Vilhunen wrote the film as well as directed and says “in some ways I’ve been writing this in my mind for a very long time.” Varpu’s story isn’t strictly speaking autobiographical, though she acknowledges that there are definite elements of her own background that found their way into the story, especially in relation to Varpu’s search for her father: “I lost my father to mental illness when I was a baby, so somehow this journey that Varpu takes is my way of meeting my father through fiction.”

It’ll come as a surprise to many North American viewers that the kinds of social problems present in Little Wing exist in Finland, a country celebrated for its top-ranked education system and social programs. But the unemployment rate is right around 10 per cent (Canada’s is just under eight per cent) and social programs are being cut back further each year, says Vilhunen.

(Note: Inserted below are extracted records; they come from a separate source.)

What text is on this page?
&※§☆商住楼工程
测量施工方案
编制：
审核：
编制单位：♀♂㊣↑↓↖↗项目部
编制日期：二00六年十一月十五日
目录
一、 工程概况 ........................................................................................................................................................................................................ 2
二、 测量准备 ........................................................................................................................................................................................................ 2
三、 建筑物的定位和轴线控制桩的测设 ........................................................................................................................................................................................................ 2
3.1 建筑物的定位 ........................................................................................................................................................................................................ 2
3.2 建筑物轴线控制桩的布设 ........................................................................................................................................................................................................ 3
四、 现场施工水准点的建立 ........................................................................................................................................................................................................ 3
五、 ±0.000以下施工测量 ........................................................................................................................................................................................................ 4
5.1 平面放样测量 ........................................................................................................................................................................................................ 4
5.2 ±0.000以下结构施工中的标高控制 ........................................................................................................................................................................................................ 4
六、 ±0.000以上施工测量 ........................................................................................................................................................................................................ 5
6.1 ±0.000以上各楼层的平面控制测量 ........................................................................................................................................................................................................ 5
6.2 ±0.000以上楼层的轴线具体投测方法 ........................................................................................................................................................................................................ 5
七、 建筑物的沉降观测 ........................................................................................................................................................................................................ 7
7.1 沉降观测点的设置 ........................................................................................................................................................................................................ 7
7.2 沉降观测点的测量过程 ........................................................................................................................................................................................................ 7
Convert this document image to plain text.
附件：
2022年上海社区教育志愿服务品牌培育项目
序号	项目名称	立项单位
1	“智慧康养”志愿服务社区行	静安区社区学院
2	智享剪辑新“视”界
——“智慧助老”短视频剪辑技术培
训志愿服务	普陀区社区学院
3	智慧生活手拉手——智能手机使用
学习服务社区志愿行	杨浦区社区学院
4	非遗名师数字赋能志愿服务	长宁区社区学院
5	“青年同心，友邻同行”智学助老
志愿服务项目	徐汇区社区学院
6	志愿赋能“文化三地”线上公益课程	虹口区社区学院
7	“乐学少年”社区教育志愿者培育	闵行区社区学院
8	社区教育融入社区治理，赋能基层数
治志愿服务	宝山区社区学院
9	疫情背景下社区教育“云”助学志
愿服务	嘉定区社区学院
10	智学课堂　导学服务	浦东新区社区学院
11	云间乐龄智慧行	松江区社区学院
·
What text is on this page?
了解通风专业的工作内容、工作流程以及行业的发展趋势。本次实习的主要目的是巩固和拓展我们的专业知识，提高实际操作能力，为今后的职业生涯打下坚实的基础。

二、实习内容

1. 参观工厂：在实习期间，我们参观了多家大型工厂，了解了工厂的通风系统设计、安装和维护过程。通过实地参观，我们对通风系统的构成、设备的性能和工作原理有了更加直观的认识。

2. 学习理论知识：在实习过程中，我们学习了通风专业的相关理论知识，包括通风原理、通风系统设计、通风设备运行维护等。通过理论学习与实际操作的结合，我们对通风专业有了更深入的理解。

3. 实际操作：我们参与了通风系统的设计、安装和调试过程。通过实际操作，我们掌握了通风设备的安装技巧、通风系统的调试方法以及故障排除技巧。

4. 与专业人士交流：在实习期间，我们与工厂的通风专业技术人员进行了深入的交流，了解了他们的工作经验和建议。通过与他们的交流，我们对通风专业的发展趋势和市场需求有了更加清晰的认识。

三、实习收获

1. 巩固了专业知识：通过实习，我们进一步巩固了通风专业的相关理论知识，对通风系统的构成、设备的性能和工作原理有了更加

Of course, mean girls are a universal staple, and there are a nasty group of them who torment Varpu at horse camp. Vilhunen puts that down to the stress of making ends meet in everyday life, and the competition that results. “People are put against each other in many ways,” she says, “and children pick up on that.”

Skog learned to ride and to jump horses for the role (“All the girls that I’m now very close friends with helped me”) but the several driving scenes were nerve-wracking: “When people ask me what was your favourite scene everyone says ‘the car crashing’ but no, that was very scary! It wasn’t my favourite thing at all. Every time they were like ‘cut’ I took off my hands from the wheel very quickly.”

So she’s not in a hurry to get her driver’s license. For now, Skog is happy at home with her parents, younger brother and sister, three cats and a rabbit. She’s enjoying the attention but is equally happy when she can “listen to music, just chill and be with my best friends,” just like your typical 13-year-old. And unlike her character Varpu, she promises not to grow up too fast.